Ceasar Perez remembers feeling sniper bullets whizzing by him when he was stationed in Somalia.
“I was 19 and a Marine and I felt invincible,” said Perez, now 42 and about to have a child with his wife, Diana.
Because nobody from his unit was killed in Somalia, where he was sent in 1992, the sergeant said he doesn’t put himself on the same level with veterans sent to Korea or Iraq or Afghanistan.
But the bullets were real when he was a forward observer directing helicopters and helping distribute needed food in Somalia while rival warlords were trying to steal it.
It’s a dangerous time most of us don’t know much about. Maybe you’ve read or seen “Black Hawk Down”; otherwise, it hasn’t permeated pop culture.
Perez spent nine years in the Marines, and he’s still active in veteran affairs, including serving as director of Toys for Tots since 2003.
He also helps coach the Urbana High School wrestling team.
Perez’s life has been a success, including graduating from the University of Illinois and from the MBA program at Notre Dame. He runs a successful DJ company, Crystal Entertainment.
And people still recognize him as Mr. Blue Hands Man from when he cheered on the 2004-05 Illinois men’s basketball team with Hulk hands, a shaved head and a chest painted orange.
Perez, the son of a Marine, grew up in the south Chicago suburbs and on Okinawa in Japan. He ran the mile in track and had the Marines in mind as a career in 1990.
“I went to high school graduation on Friday, and I left for the Marine Corps on Monday,” he said.
His introduction to Somalia was just as abrupt.
“We landed at 4 a.m. and the heat punched me in the face,” he said.
There was movement in the shadows. When the light came up, he could see Somalis on buildings, some with AK-47s.
“But some of the shadows turned out to be mothers with kids,” he added.
Driving on a patrol to protect a food drop, he experienced being shot at for the first time.
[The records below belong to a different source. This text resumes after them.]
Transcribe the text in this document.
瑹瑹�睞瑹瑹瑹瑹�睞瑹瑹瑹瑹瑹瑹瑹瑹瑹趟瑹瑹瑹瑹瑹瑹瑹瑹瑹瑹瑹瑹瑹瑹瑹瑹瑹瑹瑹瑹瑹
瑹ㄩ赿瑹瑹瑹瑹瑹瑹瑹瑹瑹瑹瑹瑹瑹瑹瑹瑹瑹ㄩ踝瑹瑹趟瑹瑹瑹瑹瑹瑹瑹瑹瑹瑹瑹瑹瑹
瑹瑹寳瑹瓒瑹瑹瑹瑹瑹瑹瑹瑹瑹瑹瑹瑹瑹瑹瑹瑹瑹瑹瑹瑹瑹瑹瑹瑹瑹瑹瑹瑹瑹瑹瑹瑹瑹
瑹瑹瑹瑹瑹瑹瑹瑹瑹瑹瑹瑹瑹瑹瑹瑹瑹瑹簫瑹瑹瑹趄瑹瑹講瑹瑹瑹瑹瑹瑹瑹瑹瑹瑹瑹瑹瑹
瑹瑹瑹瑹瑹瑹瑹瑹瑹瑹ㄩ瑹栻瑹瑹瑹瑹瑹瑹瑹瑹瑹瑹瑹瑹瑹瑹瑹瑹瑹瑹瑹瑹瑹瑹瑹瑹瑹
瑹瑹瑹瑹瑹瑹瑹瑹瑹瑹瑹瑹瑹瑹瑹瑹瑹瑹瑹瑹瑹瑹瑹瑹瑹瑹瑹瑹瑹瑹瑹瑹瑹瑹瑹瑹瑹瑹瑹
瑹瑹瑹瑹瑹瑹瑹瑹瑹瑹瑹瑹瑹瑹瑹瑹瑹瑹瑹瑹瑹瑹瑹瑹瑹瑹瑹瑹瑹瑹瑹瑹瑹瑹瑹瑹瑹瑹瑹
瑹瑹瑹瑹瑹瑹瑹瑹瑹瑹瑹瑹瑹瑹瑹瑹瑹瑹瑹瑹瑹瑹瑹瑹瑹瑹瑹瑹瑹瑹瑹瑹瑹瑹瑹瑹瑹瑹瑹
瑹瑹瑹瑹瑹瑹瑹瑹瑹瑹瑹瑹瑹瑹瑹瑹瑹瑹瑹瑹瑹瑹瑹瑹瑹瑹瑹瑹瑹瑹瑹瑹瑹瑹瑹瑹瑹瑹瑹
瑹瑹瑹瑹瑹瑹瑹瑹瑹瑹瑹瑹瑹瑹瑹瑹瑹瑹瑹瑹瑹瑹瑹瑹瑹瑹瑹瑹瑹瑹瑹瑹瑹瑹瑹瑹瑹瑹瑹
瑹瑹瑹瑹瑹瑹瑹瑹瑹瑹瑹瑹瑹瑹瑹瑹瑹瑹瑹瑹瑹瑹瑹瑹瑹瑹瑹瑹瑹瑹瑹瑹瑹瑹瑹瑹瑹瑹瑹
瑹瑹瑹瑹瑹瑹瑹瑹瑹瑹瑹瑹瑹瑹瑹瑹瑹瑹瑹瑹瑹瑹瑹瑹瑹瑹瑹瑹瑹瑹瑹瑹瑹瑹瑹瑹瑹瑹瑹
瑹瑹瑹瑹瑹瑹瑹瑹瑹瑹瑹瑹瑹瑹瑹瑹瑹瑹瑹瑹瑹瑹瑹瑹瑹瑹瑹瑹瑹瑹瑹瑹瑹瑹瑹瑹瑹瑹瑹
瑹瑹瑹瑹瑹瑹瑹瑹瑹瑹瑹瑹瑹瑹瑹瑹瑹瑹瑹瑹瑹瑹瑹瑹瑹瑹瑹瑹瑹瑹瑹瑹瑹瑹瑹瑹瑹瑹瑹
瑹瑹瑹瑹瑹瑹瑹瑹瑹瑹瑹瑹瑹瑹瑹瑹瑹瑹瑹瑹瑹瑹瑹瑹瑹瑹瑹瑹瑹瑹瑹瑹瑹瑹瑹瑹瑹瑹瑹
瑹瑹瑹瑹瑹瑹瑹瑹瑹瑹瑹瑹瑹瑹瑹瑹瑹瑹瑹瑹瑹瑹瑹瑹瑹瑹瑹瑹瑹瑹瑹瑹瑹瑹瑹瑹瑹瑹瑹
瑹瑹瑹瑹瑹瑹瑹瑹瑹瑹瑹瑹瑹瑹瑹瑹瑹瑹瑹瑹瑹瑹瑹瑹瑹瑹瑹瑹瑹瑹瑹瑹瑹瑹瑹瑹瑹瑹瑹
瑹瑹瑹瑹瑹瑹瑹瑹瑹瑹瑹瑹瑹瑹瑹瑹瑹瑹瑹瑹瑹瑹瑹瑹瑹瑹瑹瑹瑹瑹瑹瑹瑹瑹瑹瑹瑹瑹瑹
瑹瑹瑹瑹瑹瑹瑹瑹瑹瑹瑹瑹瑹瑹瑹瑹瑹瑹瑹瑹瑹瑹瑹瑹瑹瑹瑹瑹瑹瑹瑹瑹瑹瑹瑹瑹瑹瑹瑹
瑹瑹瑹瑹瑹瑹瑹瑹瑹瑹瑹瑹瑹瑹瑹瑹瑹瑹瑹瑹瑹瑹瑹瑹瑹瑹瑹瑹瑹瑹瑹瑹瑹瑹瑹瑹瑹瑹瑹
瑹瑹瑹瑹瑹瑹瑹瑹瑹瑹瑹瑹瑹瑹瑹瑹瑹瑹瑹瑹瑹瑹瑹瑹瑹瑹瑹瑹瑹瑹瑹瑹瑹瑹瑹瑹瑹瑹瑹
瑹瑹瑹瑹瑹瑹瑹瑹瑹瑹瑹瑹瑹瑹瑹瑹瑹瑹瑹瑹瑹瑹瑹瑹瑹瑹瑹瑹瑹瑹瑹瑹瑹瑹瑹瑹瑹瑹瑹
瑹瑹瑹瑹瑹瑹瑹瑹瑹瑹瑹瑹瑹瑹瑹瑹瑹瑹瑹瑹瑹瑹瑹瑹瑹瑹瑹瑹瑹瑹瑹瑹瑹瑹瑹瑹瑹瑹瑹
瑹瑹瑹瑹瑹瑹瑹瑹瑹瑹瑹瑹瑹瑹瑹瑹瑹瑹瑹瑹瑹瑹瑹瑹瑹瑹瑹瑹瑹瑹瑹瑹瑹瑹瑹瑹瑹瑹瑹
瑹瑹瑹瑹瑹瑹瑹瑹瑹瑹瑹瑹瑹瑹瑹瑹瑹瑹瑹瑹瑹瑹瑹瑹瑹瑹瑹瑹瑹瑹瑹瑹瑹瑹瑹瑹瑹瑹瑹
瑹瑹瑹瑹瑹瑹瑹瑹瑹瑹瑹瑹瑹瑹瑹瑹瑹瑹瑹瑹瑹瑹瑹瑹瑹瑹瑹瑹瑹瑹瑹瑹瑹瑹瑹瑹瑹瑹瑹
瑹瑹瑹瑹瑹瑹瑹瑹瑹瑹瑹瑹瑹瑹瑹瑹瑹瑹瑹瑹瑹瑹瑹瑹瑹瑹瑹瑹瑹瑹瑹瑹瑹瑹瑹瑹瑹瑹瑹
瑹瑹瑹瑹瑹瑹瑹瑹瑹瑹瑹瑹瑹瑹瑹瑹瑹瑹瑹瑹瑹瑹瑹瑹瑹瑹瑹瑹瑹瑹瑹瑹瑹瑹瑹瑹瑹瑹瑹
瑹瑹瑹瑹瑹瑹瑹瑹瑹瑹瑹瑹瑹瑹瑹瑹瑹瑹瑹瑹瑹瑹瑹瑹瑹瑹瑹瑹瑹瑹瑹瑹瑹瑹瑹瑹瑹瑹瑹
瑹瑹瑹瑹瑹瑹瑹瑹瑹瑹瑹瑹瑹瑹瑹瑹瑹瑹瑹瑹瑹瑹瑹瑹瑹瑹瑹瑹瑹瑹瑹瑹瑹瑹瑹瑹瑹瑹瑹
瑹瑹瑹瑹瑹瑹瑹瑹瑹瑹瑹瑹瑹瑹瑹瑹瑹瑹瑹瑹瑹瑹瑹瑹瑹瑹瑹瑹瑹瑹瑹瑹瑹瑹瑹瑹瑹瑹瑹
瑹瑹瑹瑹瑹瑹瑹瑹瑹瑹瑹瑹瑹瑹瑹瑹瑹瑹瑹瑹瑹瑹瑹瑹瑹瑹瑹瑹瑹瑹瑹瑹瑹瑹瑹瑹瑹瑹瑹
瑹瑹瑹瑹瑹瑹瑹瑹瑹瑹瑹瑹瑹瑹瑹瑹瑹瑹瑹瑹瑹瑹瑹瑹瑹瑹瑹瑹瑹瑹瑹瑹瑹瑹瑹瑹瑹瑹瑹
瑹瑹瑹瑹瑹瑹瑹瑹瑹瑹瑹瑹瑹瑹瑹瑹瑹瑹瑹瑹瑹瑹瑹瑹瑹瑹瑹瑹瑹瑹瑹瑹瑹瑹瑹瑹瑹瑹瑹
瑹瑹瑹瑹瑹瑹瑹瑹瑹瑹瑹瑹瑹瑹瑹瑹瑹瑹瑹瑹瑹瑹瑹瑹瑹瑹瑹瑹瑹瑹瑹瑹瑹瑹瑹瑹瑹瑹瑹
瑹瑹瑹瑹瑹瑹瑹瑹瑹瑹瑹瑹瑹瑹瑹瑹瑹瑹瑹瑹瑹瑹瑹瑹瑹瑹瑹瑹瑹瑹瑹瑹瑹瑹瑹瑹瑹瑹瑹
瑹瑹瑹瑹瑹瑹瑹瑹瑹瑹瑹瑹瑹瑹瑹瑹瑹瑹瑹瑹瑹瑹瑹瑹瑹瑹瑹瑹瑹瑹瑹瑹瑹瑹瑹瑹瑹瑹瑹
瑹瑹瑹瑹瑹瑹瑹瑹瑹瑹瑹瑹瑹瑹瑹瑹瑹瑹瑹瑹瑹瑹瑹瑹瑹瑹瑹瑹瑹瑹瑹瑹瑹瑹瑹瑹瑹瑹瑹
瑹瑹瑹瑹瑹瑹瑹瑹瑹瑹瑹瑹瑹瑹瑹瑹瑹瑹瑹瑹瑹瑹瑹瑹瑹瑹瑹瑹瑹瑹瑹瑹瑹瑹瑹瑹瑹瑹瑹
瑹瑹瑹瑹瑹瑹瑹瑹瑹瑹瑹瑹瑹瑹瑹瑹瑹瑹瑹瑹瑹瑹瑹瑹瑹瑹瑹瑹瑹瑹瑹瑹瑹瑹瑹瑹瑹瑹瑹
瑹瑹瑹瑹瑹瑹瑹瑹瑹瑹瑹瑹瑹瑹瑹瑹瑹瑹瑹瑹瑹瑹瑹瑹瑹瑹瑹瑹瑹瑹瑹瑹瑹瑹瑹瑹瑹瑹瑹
He found the Somalis were using old Chinese and Russian weapons, some dating back to World War II.
He was once crouching behind a pile of dirt where he could see the weeds that were growing move as bullets landed.
Living conditions were tough in the heat as well, with he and his fellow Marines forced to drink boxes of water he said came from Mount Kilimanjaro. Then he saw Air Force troops having soda in air-conditioned tents.
“That’s when I thought ‘I should have joined the Air Force,'” he joked.
Perez eventually left the Marines because he never attained his goal of being a drill instructor, a desire instilled by watching Marine veteran and actor R. Lee Ermey bark at troops in 1987’s “Full Metal Jacket.”
Between Marine stints, he started at the UI, first coming here in 1996. Eventually, he finished his degree, then went on to earn his executive MBA. He was the first person in his family to go to college.
Even with all his current success, he said, he’ll never forget Somalia.
“You could smell death there,” he said.